Prior to his injury, Helge had not been to his GP for twenty years. Following his injury, he did not understand why he would arrange to see his GP. Because no one had informed him of what follow-up he could expect after discharge from the local hospital, there was a considerable discrepancy between that which he expected and that which he received.
Henning lacked confidence about his ability to manage his injury during the recovery period, which he related to a lack of information about what exercises he could do and a fear of aggravating the injury by pushing himself too far. As he explained:
[Trauma patients] could get some simple guidelines that are kind of reassuring. .. a list of what´s perfectly normal with broken ribs. .. that you feel uncomfortable with sudden movements. .. as simple as that. .. like a guideline for dummies, so that you don’t have to Google stuff to be reassured in a way.
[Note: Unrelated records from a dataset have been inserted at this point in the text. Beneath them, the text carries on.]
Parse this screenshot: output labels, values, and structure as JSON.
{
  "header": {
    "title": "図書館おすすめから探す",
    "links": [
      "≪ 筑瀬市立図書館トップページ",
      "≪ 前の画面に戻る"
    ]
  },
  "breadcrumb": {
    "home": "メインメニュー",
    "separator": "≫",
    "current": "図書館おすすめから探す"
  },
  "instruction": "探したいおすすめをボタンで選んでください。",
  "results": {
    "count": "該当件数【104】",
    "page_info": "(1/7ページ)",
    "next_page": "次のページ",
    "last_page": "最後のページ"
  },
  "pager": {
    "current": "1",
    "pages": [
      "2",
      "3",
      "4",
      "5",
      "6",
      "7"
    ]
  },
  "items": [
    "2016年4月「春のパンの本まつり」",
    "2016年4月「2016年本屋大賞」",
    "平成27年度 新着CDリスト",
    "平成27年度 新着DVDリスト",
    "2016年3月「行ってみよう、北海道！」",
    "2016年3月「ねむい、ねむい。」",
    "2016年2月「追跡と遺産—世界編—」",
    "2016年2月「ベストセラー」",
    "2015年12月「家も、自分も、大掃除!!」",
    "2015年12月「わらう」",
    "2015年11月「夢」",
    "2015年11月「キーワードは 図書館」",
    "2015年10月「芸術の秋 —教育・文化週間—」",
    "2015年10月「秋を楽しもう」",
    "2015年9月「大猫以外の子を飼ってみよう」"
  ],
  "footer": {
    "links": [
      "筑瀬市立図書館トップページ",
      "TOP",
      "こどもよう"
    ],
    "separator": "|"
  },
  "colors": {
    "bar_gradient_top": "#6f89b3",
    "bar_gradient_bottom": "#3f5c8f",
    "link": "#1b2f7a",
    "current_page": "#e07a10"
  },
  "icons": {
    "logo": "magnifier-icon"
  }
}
As described, Henning experienced an uncomfortable role shift. At the hospital, information was easily accessible, he could ask questions, and he felt safe and cared for. At home, he had to seek out information actively, and he did not know who to approach when he was insecure and needed informed reassurances regarding his recovery status, functionality, and treatment plan.
Feeling insecure about post-discharge recovery
Several weeks after discharge from the trauma hospital, many participants felt insecure about the injury recovery process. At the trauma hospital, most participants had received information about the expected long-term outcome of the orthopedic injury, but little or no information about what to expect during the different phases of the recovery process. Stein provides an example. He felt well informed by health professionals, but he did not want detailed information about his injury or elaborate explanations of the surgical intervention. Still, when he was asked if anyone at the hospital had talked to him about his expected physical functioning after discharge, he said:
Nothing, that especially was something I missed [. .. ] How long it will take before I can get rid of the crutches and go back to normal, no one has said anything to me, so I have no idea. .. I imagine that I heard six to eight weeks on crutches so I imagine that I can start walking a bit then. .. I know nothing.
To him, not knowing what to expect during the recovery process made it difficult to know what he could reasonably anticipate with respect to daily and weekly physical improvements, resulting in a more passive lifestyle. Godtfred, on the other hand, was highly motivated to exercise every day, as he believed in the positive effect of an active lifestyle through the recovery process. Still, he felt uncertain about whether his physical status and experience of pain was within the normal range, because he did not know what to expect. He explained:
My leg is worse than I expected, but again now I am on the seventh week so I do not know. .. is this. .. am I within the normal range? I really don’t have a clue. .. I think that I have adjusted quite well, but it all comes down to not knowing how far you should have come, where in the process you are.